Georgia prosecutors have a long history of racial discrimination against Black people in the jury selection process. In a study of eight southern states, the Equal Justice Initiative documented how some district attorney’s offices expressly train their prosecutors how to successfully exclude people of color from serving on juries and what reasoning to offer to avoid sanction. EJI has reported that prosecutors have struck Black jurors from service because they “wore eyeglasses,” “walked in a certain way,” or “dyed their hair.” These “race neutral” reasonings have allowed prosecutors to avoid fines, sanctions, and accountability. In 2019, the Supreme Court found that the prosecutors in Curtis Flowers’ capital cases had repeatedly and intentionally excluded people of color and ordered a new trial. 

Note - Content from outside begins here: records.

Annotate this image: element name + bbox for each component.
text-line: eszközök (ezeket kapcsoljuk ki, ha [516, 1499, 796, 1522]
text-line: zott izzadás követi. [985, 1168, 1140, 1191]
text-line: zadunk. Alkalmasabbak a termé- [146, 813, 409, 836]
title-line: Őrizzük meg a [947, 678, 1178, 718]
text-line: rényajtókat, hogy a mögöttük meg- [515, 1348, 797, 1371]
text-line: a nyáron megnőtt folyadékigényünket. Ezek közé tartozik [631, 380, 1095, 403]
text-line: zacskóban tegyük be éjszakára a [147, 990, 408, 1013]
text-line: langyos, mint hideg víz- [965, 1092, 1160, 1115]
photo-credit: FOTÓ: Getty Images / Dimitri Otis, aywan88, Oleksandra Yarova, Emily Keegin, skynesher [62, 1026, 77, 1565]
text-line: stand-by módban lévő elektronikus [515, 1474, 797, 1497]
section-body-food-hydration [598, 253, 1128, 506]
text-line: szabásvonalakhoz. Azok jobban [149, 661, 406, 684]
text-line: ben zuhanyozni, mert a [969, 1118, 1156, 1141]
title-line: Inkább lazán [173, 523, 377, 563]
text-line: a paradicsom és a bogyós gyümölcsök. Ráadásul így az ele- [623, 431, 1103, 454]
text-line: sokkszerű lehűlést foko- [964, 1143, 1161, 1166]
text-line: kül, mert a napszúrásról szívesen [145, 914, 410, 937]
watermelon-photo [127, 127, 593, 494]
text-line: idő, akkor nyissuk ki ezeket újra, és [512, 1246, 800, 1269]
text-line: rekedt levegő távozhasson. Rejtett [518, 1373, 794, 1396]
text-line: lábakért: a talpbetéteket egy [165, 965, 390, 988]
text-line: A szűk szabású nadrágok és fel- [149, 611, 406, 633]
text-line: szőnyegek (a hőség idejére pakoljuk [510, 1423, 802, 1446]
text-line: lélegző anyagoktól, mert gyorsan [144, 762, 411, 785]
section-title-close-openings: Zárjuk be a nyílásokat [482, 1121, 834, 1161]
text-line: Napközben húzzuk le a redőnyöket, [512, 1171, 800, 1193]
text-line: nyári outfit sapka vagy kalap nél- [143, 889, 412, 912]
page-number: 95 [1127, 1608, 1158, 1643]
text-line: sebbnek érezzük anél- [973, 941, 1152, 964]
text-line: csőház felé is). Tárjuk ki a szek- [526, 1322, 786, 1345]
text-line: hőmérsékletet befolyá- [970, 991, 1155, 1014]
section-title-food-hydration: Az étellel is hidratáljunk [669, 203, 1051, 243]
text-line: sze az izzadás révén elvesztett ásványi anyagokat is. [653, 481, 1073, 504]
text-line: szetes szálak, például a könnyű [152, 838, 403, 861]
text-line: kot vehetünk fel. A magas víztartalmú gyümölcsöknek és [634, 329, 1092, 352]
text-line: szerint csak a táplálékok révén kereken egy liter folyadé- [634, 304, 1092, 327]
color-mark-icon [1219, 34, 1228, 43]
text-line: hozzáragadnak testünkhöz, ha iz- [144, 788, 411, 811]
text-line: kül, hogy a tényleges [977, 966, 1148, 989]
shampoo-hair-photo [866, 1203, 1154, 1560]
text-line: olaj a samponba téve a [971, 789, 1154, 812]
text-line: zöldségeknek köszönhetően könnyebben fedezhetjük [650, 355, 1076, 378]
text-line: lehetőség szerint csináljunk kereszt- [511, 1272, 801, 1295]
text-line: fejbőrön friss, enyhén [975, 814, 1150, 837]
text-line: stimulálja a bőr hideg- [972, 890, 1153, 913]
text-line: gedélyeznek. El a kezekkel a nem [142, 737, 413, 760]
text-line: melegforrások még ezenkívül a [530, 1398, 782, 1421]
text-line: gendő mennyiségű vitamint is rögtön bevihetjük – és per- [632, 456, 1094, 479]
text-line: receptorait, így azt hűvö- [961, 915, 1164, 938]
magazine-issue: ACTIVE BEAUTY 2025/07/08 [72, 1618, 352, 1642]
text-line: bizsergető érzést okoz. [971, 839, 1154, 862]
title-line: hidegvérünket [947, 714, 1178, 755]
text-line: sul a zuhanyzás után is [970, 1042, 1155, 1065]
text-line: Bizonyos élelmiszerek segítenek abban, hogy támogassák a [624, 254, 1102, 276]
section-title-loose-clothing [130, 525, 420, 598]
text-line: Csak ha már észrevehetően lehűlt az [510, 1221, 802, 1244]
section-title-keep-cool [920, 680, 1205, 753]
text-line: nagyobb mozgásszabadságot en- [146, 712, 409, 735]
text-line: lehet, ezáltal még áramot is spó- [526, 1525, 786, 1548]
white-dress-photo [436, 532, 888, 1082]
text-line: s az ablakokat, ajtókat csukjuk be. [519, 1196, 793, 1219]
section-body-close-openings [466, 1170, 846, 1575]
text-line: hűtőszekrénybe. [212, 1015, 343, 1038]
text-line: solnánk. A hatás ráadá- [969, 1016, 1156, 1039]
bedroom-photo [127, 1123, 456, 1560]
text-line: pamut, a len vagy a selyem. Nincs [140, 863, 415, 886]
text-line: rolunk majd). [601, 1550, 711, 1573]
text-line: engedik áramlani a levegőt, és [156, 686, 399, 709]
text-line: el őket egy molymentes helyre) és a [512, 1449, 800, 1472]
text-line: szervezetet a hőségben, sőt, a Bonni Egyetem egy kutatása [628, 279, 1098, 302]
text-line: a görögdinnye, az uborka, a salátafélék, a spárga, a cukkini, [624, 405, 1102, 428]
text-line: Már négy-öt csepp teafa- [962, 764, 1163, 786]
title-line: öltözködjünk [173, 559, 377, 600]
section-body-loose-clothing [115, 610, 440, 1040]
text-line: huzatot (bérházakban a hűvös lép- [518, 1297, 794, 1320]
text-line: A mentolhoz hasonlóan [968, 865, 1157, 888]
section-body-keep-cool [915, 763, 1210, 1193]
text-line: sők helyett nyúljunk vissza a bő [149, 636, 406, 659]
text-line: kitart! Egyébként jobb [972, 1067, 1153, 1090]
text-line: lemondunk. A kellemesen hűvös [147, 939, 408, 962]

In addition to Mr. King’s argument that Mr. Johnson’s discriminatory jury strikes precluded him from receiving a fair trial, his attorneys also argue that Mr. King is not eligible for the death penalty because of his intellectual disability. In 2002, four years after Mr. King was sentenced to death, the U.S. Supreme Court ruled in Atkins v. Virginia that executing the intellectually disabled is cruel and unusual punishment. As a child, Mr. King repeated both kindergarten and first grade twice, eventually being placed in special needs classes. At age sixteen, Mr. King read at a fourth-grade level and dropped out of school. Raised in extreme poverty, he grew up in a house without running water or indoor electricity. Both of his parents drank heavily and were violent towards one another, so much so that Mr. King and his siblings often slept in neighbors’ cars to escape the violence. At the time of the crime, Mr. King was also suffering from severe mental illness, which has continued throughout his incarceration. Since his arrest, Mr. King has been diagnosed with psychotic disorder by doctors and correctional staff and was diagnosed with schizophrenia after entering a catatonic state while awaiting trial. The jurors in Mr. King’s case did not learn much of his life history, which may have led one or more jurors to vote for a life sentence rather than the death penalty. Mr. King’s trial attorney has been found ineffective in another death penalty case tried around the same time.